HONG KONG – Nov. 11 is known in China as “Singles Day,” a time to recognize people who are single by purchasing goods online, making it the busiest e-commerce day of the year. With one-day sales totaling $9.3 billion, the holiday also reveals just how difficult it is for China’s express industry to keep up.
George Li Dongqi, group vice president at the rapidly expanding express delivery service SF Express, told attendees at the Asian Logistics and Maritime Conference (ALMC) here this week that the express industry in China has not kept pace with demand. Li said the express industry capacity has been growing by about 15 percent per year in China over the last few years. But even that impressive, double-digit annual growth is not enough to handle the rise of e-commerce.

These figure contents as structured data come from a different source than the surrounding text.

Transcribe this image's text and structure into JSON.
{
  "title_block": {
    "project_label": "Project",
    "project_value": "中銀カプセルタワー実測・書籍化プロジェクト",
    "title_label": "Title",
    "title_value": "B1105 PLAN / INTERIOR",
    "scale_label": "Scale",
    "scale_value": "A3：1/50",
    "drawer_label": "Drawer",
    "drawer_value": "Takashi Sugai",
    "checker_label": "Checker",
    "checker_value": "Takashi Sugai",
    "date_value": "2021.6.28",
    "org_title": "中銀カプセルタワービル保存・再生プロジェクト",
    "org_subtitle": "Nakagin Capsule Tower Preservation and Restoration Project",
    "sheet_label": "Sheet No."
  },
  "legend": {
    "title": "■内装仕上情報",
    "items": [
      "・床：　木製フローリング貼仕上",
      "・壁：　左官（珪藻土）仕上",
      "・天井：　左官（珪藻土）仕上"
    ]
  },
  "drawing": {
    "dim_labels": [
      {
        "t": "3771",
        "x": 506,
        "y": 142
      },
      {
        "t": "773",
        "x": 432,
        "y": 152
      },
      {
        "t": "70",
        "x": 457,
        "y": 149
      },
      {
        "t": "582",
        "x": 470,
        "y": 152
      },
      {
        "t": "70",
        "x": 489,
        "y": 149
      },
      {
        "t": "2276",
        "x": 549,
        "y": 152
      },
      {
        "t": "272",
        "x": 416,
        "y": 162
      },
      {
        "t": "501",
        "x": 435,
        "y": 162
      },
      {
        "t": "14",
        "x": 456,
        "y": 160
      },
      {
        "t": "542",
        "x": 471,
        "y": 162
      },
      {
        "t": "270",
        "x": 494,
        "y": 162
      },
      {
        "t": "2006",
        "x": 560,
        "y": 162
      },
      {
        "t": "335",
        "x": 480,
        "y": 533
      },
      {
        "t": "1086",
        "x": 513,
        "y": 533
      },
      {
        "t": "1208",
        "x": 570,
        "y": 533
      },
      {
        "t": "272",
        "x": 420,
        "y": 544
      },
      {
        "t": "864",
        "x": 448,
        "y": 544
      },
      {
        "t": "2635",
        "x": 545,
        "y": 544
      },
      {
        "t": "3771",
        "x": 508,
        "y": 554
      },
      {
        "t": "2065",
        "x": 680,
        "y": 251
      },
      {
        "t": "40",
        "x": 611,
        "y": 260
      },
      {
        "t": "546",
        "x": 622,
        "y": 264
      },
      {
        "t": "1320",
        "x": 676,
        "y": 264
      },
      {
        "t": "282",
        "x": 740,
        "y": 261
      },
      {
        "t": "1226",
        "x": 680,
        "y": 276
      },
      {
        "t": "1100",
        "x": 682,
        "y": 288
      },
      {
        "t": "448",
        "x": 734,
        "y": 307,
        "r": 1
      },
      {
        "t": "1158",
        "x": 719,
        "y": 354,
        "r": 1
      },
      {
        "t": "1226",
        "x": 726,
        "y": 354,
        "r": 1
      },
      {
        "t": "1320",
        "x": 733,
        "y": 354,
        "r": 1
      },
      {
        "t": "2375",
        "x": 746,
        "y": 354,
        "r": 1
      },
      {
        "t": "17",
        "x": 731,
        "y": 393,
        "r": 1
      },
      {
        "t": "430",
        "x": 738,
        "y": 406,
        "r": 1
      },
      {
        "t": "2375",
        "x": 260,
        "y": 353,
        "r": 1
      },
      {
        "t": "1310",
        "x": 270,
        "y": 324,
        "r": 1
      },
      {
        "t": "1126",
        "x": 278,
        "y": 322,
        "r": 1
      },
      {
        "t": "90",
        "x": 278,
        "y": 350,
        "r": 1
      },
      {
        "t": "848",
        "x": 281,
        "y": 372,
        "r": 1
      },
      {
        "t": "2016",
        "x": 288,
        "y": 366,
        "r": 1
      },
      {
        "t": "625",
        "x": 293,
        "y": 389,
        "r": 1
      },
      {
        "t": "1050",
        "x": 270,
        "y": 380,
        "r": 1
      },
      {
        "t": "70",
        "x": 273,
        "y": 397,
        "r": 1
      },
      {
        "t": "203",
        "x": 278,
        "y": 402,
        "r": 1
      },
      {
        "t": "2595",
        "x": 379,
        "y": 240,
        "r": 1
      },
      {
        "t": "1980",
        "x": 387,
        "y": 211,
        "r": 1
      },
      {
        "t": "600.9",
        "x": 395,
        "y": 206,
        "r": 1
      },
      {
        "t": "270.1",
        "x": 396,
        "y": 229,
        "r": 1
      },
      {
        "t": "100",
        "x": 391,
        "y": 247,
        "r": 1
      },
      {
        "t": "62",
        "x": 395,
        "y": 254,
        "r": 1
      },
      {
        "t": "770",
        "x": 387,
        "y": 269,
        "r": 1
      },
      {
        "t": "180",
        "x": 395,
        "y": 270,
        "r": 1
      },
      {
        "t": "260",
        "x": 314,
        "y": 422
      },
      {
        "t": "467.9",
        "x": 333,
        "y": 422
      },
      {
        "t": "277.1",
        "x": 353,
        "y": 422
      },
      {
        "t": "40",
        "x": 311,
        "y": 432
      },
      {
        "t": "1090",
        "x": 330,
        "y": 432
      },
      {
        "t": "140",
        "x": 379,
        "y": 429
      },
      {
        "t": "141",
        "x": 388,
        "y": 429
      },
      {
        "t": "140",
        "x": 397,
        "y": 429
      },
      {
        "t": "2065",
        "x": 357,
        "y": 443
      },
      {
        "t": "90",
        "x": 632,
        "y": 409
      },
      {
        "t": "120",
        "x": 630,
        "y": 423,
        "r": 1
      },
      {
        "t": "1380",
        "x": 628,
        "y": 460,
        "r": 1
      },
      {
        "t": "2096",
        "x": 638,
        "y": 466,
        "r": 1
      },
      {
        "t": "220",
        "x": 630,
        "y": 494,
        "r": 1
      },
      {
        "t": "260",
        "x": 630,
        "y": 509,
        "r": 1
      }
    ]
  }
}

E-commerce accounts for about 12 percent of sales in China today, making it the largest e-commerce market in the world – one that is expected to grow another 46 percent by the end of this year to US$446 billion, according to iResearch. Henry Tan, CEO of Luen Thai Holdings Ltd., a publicly traded manufacturer for a wide variety of brands, with more than US$1 billion in annual sales, said he expects traditional brick-and-mortar retailing to “collapse” as e-commerce continues to ramp up. Tan said he thinks e-commerce could soon account for half of all retail sales in China.
This growth has led some e-commerce providers to manage logistics on their own. Some, like JD.com, are setting up warehousing, while others are actually facilitating shipments. Alibaba, the largest e-commerce company in China (whose Hangzhou headquarters are pictured above), does not actually maintain inventory, like Amazon. Yet, Alibaba has allocated $200 million to develop its logistics capability, a move that will likely change Alibaba’s approach to inventory, industry insiders said.
“If we cannot provide different options, the e-commerce [companies] will focus on building logisitics in their core competence,” Li told ALMC attendees.
All this e-commerce in China, of course, bodes well for air cargo; as Tan remarked: “We should all buy FedEx stock.” But can the current infrastructure maintain it? Steven Verhasselt, an Air Cargo Management Group senior consultant, based in Hong Kong, said that there simply are not enough pilots in China to fly the freighters needed to handle all the e-commerce and express volume. And China does not appear to be inclined to change its regulations to allow for more foreign pilots. That, too, is revealing.